Isolation of (-)-7. The mother liquor of the first crystallization was evaporated in vacuo until an aqueous solution was obtained. The solution was diluted with water (50 mL) and CHCl₃ (300 mL) and cooled at 0-5 °C. The pH of the mixture was adjusted to ~9 with aq NaOH solution (1 M, 3 mL). After the phases were separated, the organic phase was washed with water, dried, and evaporated. The residue was crystallized (hexane/ether, 1:1, 10 mL) to yield crude (-)-7 (306 mg) as a solid. This product (299 mg, 1.256 mmol) was resolved with (+)-dibenzoyl-D-tartaric acid as described above to yield 262 mg of salt (35%). The salt was treated with aq NaOH in CHCl₃ as desribed above and the crude product was crystallized to afford 118 mg (20%) of (-)-7. Mp: 165-168 °C.

Preparation of (+)- E/Z-Formamide 9. To a solution of (+)-7 (453 mg, 1.9 mmol) in dry THF (10 mL) at room temperature were added p-toluenesulfonylmethyl isocyanide (374 mg, 1.9 mmol) then t-BuOK (426 mg, 3.8 mmol) in a mixture of THF (5 mL) and t-BuOH (2 mL) at 0 °C. After being stirred for 20 min, the mixture was cooled to -5 °C, diluted with water (50 mL), and extracted with CHCl₃ (3 x 50 mL). The combined organic phases were washed with brine and dried. The crude product was crystallized (hexane/ether, 1:1, 10 mL) to afford 637 mg (77%) of 9 as a cream-colored solid. Mp: 178-184 °C dec.

(+)-8-Cyano-9,10-didehydro-6-methylergoline (2c:2d). To a solution of 9 (783 mg, 1.8 mmol) in MeOH (30 mL) at 70-75 °C (bath temperature) was added NaOMe (375 mg, 6.9 mmol). The resulting mixture was refluxed for 30 min. Upon cooling to 0-5 °C, water (100 mL) was added and the precipitate filtered off and washed with water to afford 320 mg (70%) of a mixture of 2c and 2d, which was subjected to further transformations.

For structure determination of the crude product, an aliquot part was purified by column chromatography (eluent: CHCl₃/acetone, 10:1) to afford pure 8 beta-isomer³¹ 2c. Mp: 140-160 °C dec.

The chemical shifts of the 8alpha-isomer³² 2d were determined in the mixture.

Preparation of Esters (2e:2f). Isomer mixture 2c:2d (300 mg, 1.2 mmol) was dissolved in HCl/MeOH (6.7 M, 30 mL) and the solution was refluxed for 45 min. After being cooled with an ice bath, the mixture was poured into a mixture of CHCl₃ (100 mL) and crushed ice (150 g). The pH was adjusted to ~7-8 with aq saturated Na₂CO₃ solution (120 mL). After the phases were separated, the aqueous phase was washed with CHCl₃ (20 mL). The combined organic phase was washed with water, dried, and evaporated to yield 246 mg (72%) of a mixture of isomers (2e:2f) as a semisolid material, which was subjected to further transformations. Mp: 131-139 °C.

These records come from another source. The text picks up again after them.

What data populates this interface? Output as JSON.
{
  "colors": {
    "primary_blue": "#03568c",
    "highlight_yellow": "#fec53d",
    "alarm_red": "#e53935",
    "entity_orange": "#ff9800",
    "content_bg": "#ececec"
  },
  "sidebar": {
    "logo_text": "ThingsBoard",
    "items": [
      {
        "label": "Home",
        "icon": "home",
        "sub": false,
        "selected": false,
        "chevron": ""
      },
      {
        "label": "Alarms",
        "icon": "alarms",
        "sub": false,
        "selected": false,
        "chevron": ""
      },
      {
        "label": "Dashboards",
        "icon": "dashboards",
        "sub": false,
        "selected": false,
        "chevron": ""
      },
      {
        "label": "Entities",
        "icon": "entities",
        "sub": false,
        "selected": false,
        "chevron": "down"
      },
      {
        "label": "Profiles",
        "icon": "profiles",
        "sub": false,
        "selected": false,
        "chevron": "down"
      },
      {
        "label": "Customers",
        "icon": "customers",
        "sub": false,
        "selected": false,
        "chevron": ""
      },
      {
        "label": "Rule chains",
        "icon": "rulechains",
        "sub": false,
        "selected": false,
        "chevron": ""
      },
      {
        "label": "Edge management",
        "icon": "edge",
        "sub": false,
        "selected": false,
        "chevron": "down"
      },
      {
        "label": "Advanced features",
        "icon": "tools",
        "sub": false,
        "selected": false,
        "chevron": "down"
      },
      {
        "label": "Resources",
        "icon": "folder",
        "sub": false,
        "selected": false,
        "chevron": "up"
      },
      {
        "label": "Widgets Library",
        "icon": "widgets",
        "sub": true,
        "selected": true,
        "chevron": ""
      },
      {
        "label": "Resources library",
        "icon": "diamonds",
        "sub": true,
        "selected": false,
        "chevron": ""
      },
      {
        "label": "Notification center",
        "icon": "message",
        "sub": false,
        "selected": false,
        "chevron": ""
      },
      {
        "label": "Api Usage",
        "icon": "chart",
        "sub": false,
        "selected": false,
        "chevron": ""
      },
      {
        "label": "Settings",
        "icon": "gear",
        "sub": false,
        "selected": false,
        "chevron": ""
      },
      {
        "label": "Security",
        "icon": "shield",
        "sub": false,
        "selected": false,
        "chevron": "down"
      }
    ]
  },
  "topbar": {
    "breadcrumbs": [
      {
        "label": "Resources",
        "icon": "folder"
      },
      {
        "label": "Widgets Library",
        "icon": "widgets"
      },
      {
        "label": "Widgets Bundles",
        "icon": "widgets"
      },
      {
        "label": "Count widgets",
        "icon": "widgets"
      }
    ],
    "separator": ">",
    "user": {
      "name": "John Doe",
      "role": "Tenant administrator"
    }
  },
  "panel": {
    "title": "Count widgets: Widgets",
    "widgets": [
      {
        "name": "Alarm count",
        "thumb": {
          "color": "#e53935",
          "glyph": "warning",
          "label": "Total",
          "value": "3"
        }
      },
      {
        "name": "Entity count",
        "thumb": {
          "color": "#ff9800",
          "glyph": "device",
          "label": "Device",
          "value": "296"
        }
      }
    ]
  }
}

For structure determination of the crude product, an aliquot part was purified by crystallization from benzene to afford pure (+)-lysergic acid methyl ester³³ 2e as a cream-colored solid, in agreement with the reported data.^6,34 Mp: 164-166 °C.

The chemical shifts of the 8alpha-isomer³⁵ 2f were determined in the mixture.

(+)-Lysergic Acid 2a. (a) Starting from Esters 2e:2f. Isomer mixture 2e:2f (340 mg, 1.2 mmol) was dissolved in MeOH (30 mL) and an aq NaOH solution (5 M, 7 mL) was added. The mixture was then stirred at 75-80 °C for 45 min. The hot solution was treated with charcoal and filtered. The organic solvent was removed by evaporation, and the aqueous solution was diluted with water (10 mL) and cooled to 0-5 °C. The solution was acidified to pH 6.5 with aq HCl solution (6 M) and stirred for a further 1-2 h at 0-5 °C while a solid was formed. The precipitate was filtered off and washed with cold water (3 x 2 mL) and acetone (3 x 2 mL) to afford 174 mg (54%) of 2a as a pale brown solid, in agreement with the reported data.^6,34a Mp: 230-240 °C dec.

(b) Acidic Hydrolysis of (+)-9 and Epimerization. Formamide 9 (0.5 g, 1.1. mmol) was dissolved in aq HCl solution (2 M, 40 mL) and refluxed for 30 min. After cooling, the pH of the solution was adjusted to 6.5 with aq saturated NaHCO₃ solution and evaporated in vacuo to dryness. The residue (140 mg, 45%) was purified by chromatography (eluent: CHCl₃/MeOH/cm³ NH₄OH solution, 5:5:0.1) to afford 50 mg (13%) of 2a:2b. The NMR data of 2a have been described above, and the chemical shifts of 2b were determined from the mixture.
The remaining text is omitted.